The Central Bank of Azerbaijan (CBA) has implemented significant amendments to the "Rules on Compulsory Insurance of Civil Liability of Motor Vehicle Owners," introducing a more nuanced approach to premium calculations. According to the Operative Information Center-OMM, citing the CBA, these changes are part of a broader strategy to ensure the sustainable development of the insurance market and strengthen public trust in financial services.
Under the new regulations, insurance premiums for mandatory motor vehicle liability will be determined based on specific risk factors that account for the likelihood of damage to third-party property and health. A key focus of the reform is the introduction of specialized coefficients for vehicles used in passenger transportation, particularly taxis. Analysis conducted by the CBA revealed that taxis, due to their intensive use and high frequency in traffic, pose a significantly higher risk of accidents compared to vehicles used for personal purposes. Consequently, the new rules apply distinct risk coefficients to taxi services to ensure that premiums are more adequate to the actual risks involved.

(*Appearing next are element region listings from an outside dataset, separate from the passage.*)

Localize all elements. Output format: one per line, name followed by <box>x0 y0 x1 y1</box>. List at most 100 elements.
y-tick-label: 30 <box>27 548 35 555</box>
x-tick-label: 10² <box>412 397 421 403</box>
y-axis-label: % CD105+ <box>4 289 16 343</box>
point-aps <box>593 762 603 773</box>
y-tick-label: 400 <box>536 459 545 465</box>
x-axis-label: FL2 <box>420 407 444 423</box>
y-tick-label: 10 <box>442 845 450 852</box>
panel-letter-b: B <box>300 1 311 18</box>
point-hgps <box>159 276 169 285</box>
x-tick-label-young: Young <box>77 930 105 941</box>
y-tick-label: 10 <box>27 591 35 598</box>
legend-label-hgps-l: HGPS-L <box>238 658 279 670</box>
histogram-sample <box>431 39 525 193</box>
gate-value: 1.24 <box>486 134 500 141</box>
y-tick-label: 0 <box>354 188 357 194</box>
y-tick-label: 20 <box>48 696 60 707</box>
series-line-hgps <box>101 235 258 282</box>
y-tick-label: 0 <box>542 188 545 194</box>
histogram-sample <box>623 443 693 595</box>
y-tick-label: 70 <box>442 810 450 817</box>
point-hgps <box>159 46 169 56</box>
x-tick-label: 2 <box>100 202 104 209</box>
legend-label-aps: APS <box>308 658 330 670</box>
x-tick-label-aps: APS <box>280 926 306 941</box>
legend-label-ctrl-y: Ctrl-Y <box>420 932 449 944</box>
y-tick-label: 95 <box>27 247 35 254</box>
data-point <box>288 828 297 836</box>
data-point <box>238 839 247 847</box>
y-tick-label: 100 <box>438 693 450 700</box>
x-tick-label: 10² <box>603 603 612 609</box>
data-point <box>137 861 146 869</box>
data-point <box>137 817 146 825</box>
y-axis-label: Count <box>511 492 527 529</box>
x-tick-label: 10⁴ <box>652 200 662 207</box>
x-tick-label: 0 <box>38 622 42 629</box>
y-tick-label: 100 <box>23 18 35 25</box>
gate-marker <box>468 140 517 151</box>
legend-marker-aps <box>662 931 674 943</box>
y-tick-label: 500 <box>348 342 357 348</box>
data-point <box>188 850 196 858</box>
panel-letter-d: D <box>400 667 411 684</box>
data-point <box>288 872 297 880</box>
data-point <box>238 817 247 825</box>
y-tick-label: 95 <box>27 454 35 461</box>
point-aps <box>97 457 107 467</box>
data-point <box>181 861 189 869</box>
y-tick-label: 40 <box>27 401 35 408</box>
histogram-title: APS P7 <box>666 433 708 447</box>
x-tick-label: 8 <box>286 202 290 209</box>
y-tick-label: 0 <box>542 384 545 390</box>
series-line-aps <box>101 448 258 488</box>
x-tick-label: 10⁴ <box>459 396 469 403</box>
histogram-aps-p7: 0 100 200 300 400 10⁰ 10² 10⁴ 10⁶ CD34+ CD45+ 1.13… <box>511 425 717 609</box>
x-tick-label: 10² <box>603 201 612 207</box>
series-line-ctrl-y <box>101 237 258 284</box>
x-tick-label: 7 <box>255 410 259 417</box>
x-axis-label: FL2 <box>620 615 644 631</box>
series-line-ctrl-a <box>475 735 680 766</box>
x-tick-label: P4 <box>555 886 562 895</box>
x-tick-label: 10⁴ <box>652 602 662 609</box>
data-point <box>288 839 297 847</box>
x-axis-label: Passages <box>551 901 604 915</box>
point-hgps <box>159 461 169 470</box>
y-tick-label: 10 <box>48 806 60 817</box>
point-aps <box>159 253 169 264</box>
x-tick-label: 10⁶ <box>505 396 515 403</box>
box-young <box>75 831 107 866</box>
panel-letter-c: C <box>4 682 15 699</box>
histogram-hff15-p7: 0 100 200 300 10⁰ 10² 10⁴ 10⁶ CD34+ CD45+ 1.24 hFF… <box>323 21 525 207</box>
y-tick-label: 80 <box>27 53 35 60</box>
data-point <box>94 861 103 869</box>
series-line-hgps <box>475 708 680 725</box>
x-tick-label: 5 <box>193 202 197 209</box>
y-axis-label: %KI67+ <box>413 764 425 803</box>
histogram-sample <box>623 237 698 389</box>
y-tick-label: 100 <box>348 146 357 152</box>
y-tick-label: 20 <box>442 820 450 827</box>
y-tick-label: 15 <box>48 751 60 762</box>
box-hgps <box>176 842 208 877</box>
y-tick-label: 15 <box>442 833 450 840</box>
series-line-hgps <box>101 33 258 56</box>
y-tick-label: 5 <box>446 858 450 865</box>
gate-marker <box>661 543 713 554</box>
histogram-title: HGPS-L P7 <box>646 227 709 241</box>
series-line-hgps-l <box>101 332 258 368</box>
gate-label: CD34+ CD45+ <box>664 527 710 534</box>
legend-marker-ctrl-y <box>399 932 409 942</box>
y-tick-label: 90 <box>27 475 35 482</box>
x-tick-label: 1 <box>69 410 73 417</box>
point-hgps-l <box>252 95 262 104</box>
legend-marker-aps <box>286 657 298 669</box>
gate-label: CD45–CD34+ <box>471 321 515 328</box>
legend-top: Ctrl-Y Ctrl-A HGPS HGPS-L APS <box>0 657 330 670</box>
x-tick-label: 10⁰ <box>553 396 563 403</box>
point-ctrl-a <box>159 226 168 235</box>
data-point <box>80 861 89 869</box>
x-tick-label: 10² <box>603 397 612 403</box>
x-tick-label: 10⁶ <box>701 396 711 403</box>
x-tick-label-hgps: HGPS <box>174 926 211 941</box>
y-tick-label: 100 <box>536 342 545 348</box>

The Central Bank emphasized that these adjustments align with successful international practices and aim to improve driving discipline across the country. By aligning insurance costs with risk profiles, the CBA seeks to provide better protection for third parties and maintain social welfare stability. In Azerbaijan, the mandatory insurance sector has seen steady growth, and these technical refinements are expected to further professionalize the industry while ensuring that insurance companies remain solvent and capable of meeting their obligations to policyholders.